Republicans and some Democrats have bristled at the change to itemized deductions, pointing to a report indicating that some tax filers who make between $75,000 and $200,000 could see a tax increase because of it. Moore has emphasized that two-thirds of filers would see an average tax decrease of $173, while most new revenue would come from individuals making over $500,000.

“Nearly everyone in that income range is going to see an increase in taxes indirectly with the sales tax,” Gardner, of the Institute on Taxation and Economic Policy, said of the impact on the middle class tax brackets. “If the goal is to hold upper-middle-income families harmless, completely harmless, the business sales tax idea simply won’t do that.”

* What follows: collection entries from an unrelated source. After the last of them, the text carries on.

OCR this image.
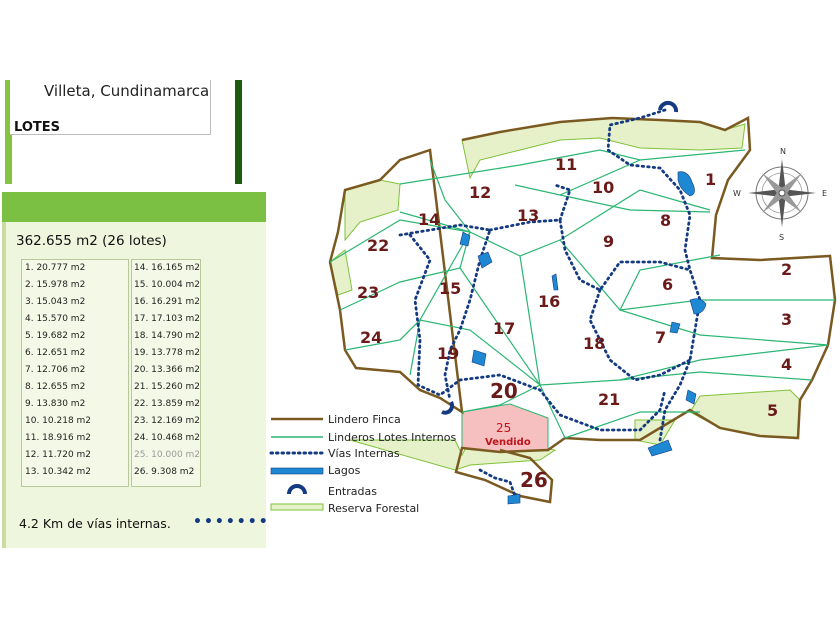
Villeta, Cundinamarca
LOTES
362.655 m2 (26 lotes)
1. 20.777 m2
2. 15.978 m2
3. 15.043 m2
4. 15.570 m2
5. 19.682 m2
6. 12.651 m2
7. 12.706 m2
8. 12.655 m2
9. 13.830 m2
10. 10.218 m2
11. 18.916 m2
12. 11.720 m2
13. 10.342 m2
14. 16.165 m2
15. 10.004 m2
16. 16.291 m2
17. 17.103 m2
18. 14.790 m2
19. 13.778 m2
20. 13.366 m2
21. 15.260 m2
22. 13.859 m2
23. 12.169 m2
24. 10.468 m2
25. 10.000 m2
26. 9.308 m2
4.2 Km de vías internas. •••••••
N
S
E
W
1
2
3
4
5
6
7
8
9
10
11
12
13
14
15
16
17
18
19
20	21
22
23
24
26
25
Vendido
Lindero Finca
Linderos Lotes Internos
Vías Internas
Lagos
Entradas
Reserva Forestal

Moore has not said whether he would support the sales tax plan. Last week, he said he was looking into it while continuing to focus on his three objectives for the budget crisis: giving middle-class families “a bit of relief,” making it easier for businesses to grow and stay in Maryland, and investing in emerging areas of the economy.

“Whatever proposals come out of this, if it meets those criteria, that’s a proposal that I will work with [the legislature on] and I’m good with,” Moore said.

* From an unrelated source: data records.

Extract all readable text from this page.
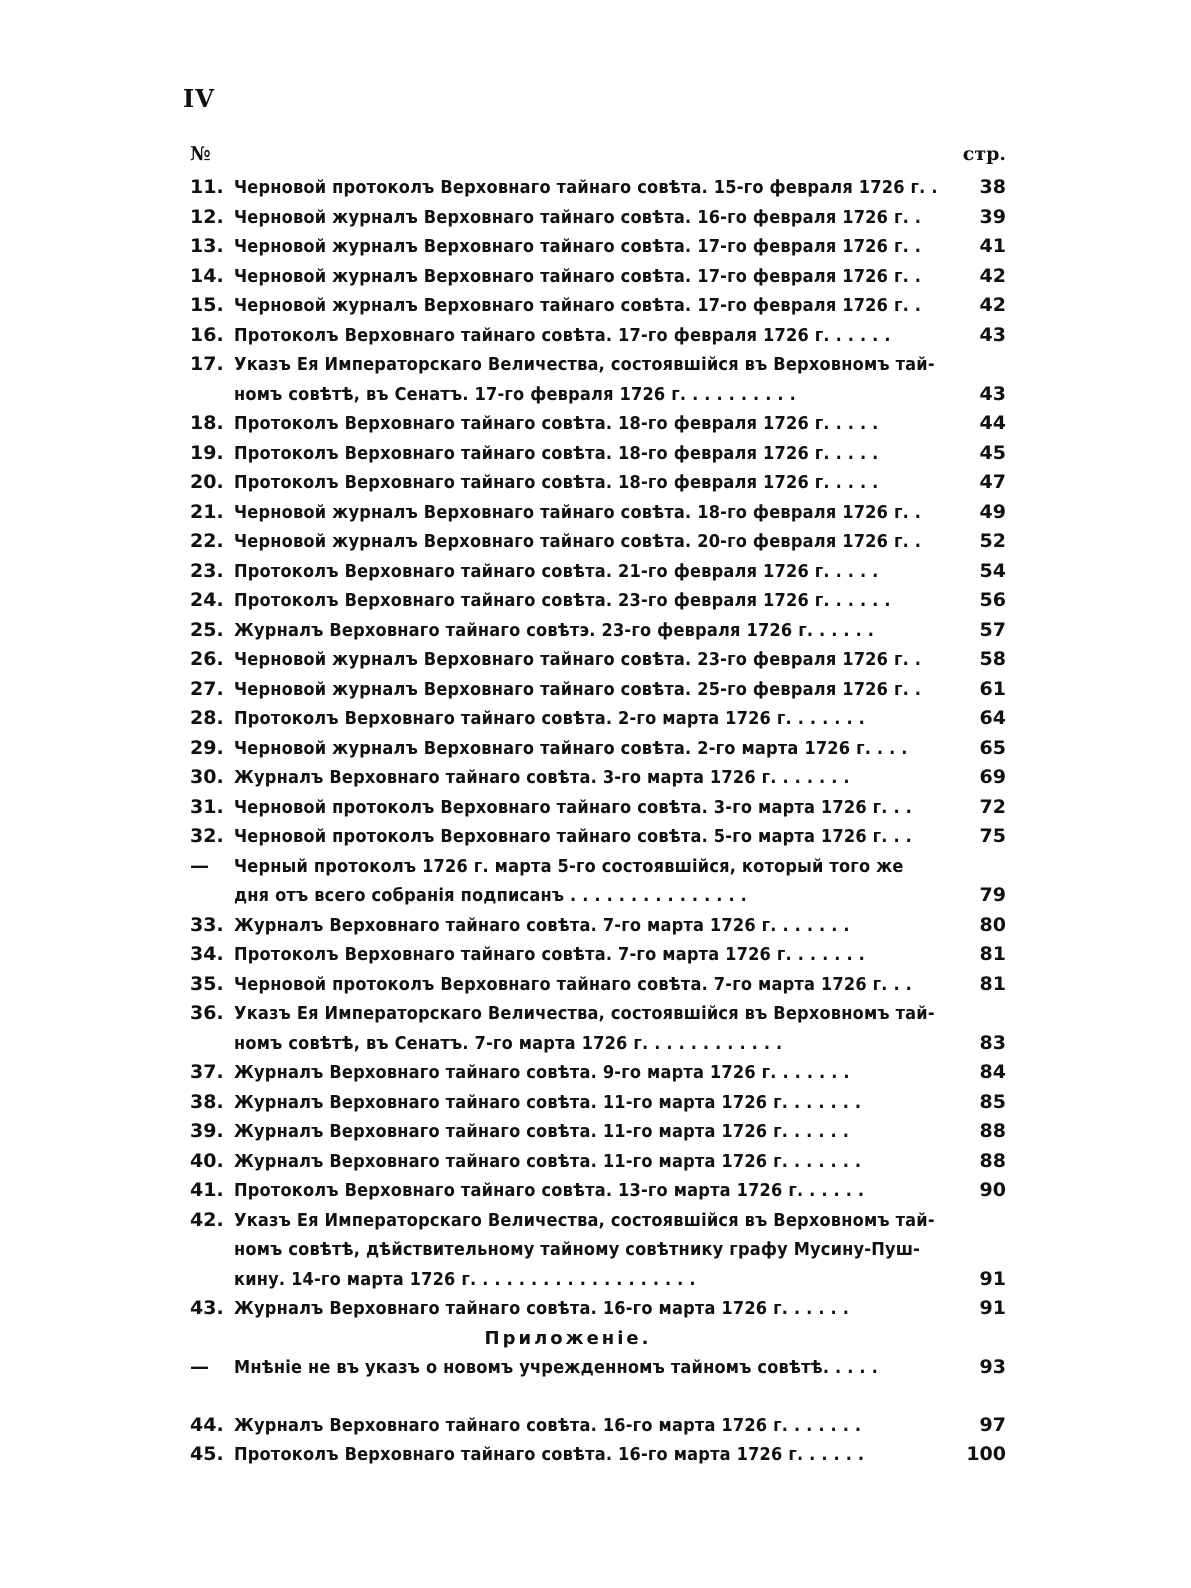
IV
№	стр.
11. Черновой протоколъ Верховнаго тайнаго совѣта. 15-го февраля 1726 г. .	38
12. Черновой журналъ Верховнаго тайнаго совѣта. 16-го февраля 1726 г. .	39
13. Черновой журналъ Верховнаго тайнаго совѣта. 17-го февраля 1726 г. .	41
14. Черновой журналъ Верховнаго тайнаго совѣта. 17-го февраля 1726 г. .	42
15. Черновой журналъ Верховнаго тайнаго совѣта. 17-го февраля 1726 г. .	42
16. Протоколъ Верховнаго тайнаго совѣта. 17-го февраля 1726 г. . . . . .	43
17. Указъ Ея Императорскаго Величества, состоявшійся въ Верховномъ тай-
номъ совѣтѣ, въ Сенатъ. 17-го февраля 1726 г. . . . . . . . . .	43
18. Протоколъ Верховнаго тайнаго совѣта. 18-го февраля 1726 г. . . . .	44
19. Протоколъ Верховнаго тайнаго совѣта. 18-го февраля 1726 г. . . . .	45
20. Протоколъ Верховнаго тайнаго совѣта. 18-го февраля 1726 г. . . . .	47
21. Черновой журналъ Верховнаго тайнаго совѣта. 18-го февраля 1726 г. .	49
22. Черновой журналъ Верховнаго тайнаго совѣта. 20-го февраля 1726 г. .	52
23. Протоколъ Верховнаго тайнаго совѣта. 21-го февраля 1726 г. . . . .	54
24. Протоколъ Верховнаго тайнаго совѣта. 23-го февраля 1726 г. . . . . .	56
25. Журналъ Верховнаго тайнаго совѣтэ. 23-го февраля 1726 г. . . . . .	57
26. Черновой журналъ Верховнаго тайнаго совѣта. 23-го февраля 1726 г. .	58
27. Черновой журналъ Верховнаго тайнаго совѣта. 25-го февраля 1726 г. .	61
28. Протоколъ Верховнаго тайнаго совѣта. 2-го марта 1726 г. . . . . . .	64
29. Черновой журналъ Верховнаго тайнаго совѣта. 2-го марта 1726 г. . . .	65
30. Журналъ Верховнаго тайнаго совѣта. 3-го марта 1726 г. . . . . . .	69
31. Черновой протоколъ Верховнаго тайнаго совѣта. 3-го марта 1726 г. . .	72
32. Черновой протоколъ Верховнаго тайнаго совѣта. 5-го марта 1726 г. . .	75
—	Черный протоколъ 1726 г. марта 5-го состоявшійся, который того же
дня отъ всего собранія подписанъ . . . . . . . . . . . . . . .	79
33. Журналъ Верховнаго тайнаго совѣта. 7-го марта 1726 г. . . . . . .	80
34. Протоколъ Верховнаго тайнаго совѣта. 7-го марта 1726 г. . . . . . .	81
35. Черновой протоколъ Верховнаго тайнаго совѣта. 7-го марта 1726 г. . .	81
36. Указъ Ея Императорскаго Величества, состоявшійся въ Верховномъ тай-
номъ совѣтѣ, въ Сенатъ. 7-го марта 1726 г. . . . . . . . . . . .	83
37. Журналъ Верховнаго тайнаго совѣта. 9-го марта 1726 г. . . . . . .	84
38. Журналъ Верховнаго тайнаго совѣта. 11-го марта 1726 г. . . . . . .	85
39. Журналъ Верховнаго тайнаго совѣта. 11-го марта 1726 г. . . . . .	88
40. Журналъ Верховнаго тайнаго совѣта. 11-го марта 1726 г. . . . . . .	88
41. Протоколъ Верховнаго тайнаго совѣта. 13-го марта 1726 г. . . . . .	90
42. Указъ Ея Императорскаго Величества, состоявшійся въ Верховномъ тай-
номъ совѣтѣ, дѣйствительному тайному совѣтнику графу Мусину-Пуш-
кину. 14-го марта 1726 г. . . . . . . . . . . . . . . . . . .	91
43. Журналъ Верховнаго тайнаго совѣта. 16-го марта 1726 г. . . . . .	91
Приложеніе.
—	Мнѣніе не въ указъ о новомъ учрежденномъ тайномъ совѣтѣ. . . . .	93
44. Журналъ Верховнаго тайнаго совѣта. 16-го марта 1726 г. . . . . . .	97
45. Протоколъ Верховнаго тайнаго совѣта. 16-го марта 1726 г. . . . . .	100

The Maryland Chamber of Commerce and other business-focused groups have said both the sales tax legislation and Moore’s original proposal fall short. They planned a news conference for Wednesday before the hearings to “deliver a clear message: Maryland’s business community has reached a breaking point.”

One small business in that category is Charles Chapman’s Pasadena-based Chesco Remodeling.

A U.S. Air Force veteran who retired in 1996 after serving in Iraq, Chapman said he overcame a drug addiction and is now about a decade into the home renovation and roofing business with five employees and eight to 10 subcontractors. He said he’s watched his profit margins get trimmed to a nearly unsustainable level in the last five years because of the pandemic and other factors like the collapse of the Francis Scott Key Bridge last year, which made the cost of getting to jobs in Baltimore County unaffordable.

“You throw another brick in there, of 2.5%, it’s truly going to sink the ship,” he said.

Chapman, 52, estimated he could pay $15,000 more annually and that raising his own prices would be tough because of his competition. He said it was deeply frustrating and confusing to be asked to pay more for services like payroll and accounting that he uses to pay taxes in the first place.

“You want to tax me for that?” Chapman said. “You want to tax me for hiring an accountant to do my taxes? That’s mind-blowing to me.”

Ferguson said Tuesday he understood the concerns from groups like the Chamber but that lawmakers were considering the proposal “very seriously.”

“We look forward to hearing their input at the hearing on Wednesday and incorporating and making changes to the legislation appropriately,” Ferguson said. “It’s a tough balance right now. We’ve said from the very beginning there are no good choices.”